Mario Lanza: Opera Arias and Duets is a compact disc from RCA Victor released October 8, 2001, of recordings re-mastered in 1999. At the time of its release, it was the only all-operatic Mario Lanza CD collection that RCA has issued. It includes several previously unreleased versions of a number of operatic arias associated with Lanza, together with the duet "Dio ti giocondi" from Otello with soprano Licia Albanese, the Improvviso ("Un di all'azzurro spazio") from Andrea Chénier, and "M'appari" from Martha. The CD also includes four recordings from The Mario Lanza Radio Show. Writing in Records and Recordings in October 1967, the critic Delcie C. Howard described Lanza's recording of the Improvviso featured here as "a well-nigh model account of this impassioned outpouring".

==Track listing==
Mario Lanza: Opera Arias and Duets
1. "Celeste Aida" (from The Mario Lanza Radio Show, 1952)
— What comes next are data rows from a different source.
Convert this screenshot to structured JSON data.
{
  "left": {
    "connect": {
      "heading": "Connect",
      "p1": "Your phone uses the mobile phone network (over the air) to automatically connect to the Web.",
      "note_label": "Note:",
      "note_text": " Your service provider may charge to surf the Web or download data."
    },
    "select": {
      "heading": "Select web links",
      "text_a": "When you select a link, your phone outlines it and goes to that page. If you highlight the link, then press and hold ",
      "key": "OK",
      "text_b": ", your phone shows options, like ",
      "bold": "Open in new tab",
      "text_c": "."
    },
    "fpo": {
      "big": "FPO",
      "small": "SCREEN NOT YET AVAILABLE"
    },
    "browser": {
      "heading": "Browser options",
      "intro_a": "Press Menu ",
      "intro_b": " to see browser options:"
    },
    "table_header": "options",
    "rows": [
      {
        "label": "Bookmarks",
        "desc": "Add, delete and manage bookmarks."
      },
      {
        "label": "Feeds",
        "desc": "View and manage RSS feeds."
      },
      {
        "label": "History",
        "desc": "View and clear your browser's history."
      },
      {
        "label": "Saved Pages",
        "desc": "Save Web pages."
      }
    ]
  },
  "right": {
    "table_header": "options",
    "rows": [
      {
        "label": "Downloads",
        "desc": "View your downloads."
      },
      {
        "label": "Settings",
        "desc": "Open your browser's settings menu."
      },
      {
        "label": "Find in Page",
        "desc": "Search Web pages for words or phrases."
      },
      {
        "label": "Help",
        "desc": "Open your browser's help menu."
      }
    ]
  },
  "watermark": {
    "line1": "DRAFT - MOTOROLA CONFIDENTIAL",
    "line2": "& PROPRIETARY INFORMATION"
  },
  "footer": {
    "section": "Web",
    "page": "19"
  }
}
2. "Amor ti vieta" from Giordano's Fedora (from The Mario Lanza Radio Show, 1952)
3. "Un di, all'azzurro spazio" from Giordano's Andrea Chénier
4. "O soave fanciulla" from Puccini's La bohème (duet with Jean Fenn)
5. "La fleur que tu m'avais jetée" from Bizet's Carmen
6. "O paradiso, sarti de l'onde" from Meyerbeer's L'Africaine
7. "Un tal gioco, credetemi" from Leoncavallo's Pagliacci
8. "Stolta paura, l'amor non uccide ma dà vita" from Puccini's Madama Butterfly (duet with Elaine Malbin)
9. "La donna è mobile" from Verdi's Rigoletto
10. "Vesti la giubba" from Leoncavallo's Pagliacci (from The Mario Lanza Radio Show)
11. "M'appari, tutt'amor" from Flotow's Martha
12. "Nessun dorma" from Puccini's Turandot
13. "Testa adorata" from Leoncavallo's La bohème
14. "Come un bel dì di maggio" from Giordano's Andrea Chénier
15. "Lamento di Federico" from Cilea's L'arlesiana (from The Mario Lanza Radio Show)
16. "Dio ti giocondi" from Verdi's Otello (duet with Licia Albanese)

The recordings on the radio show broadcasts were usually conducted by Constantine Callinicos. The other arias were of Callinicos conducting the Naples Allesandro Scarlotti Orchestra.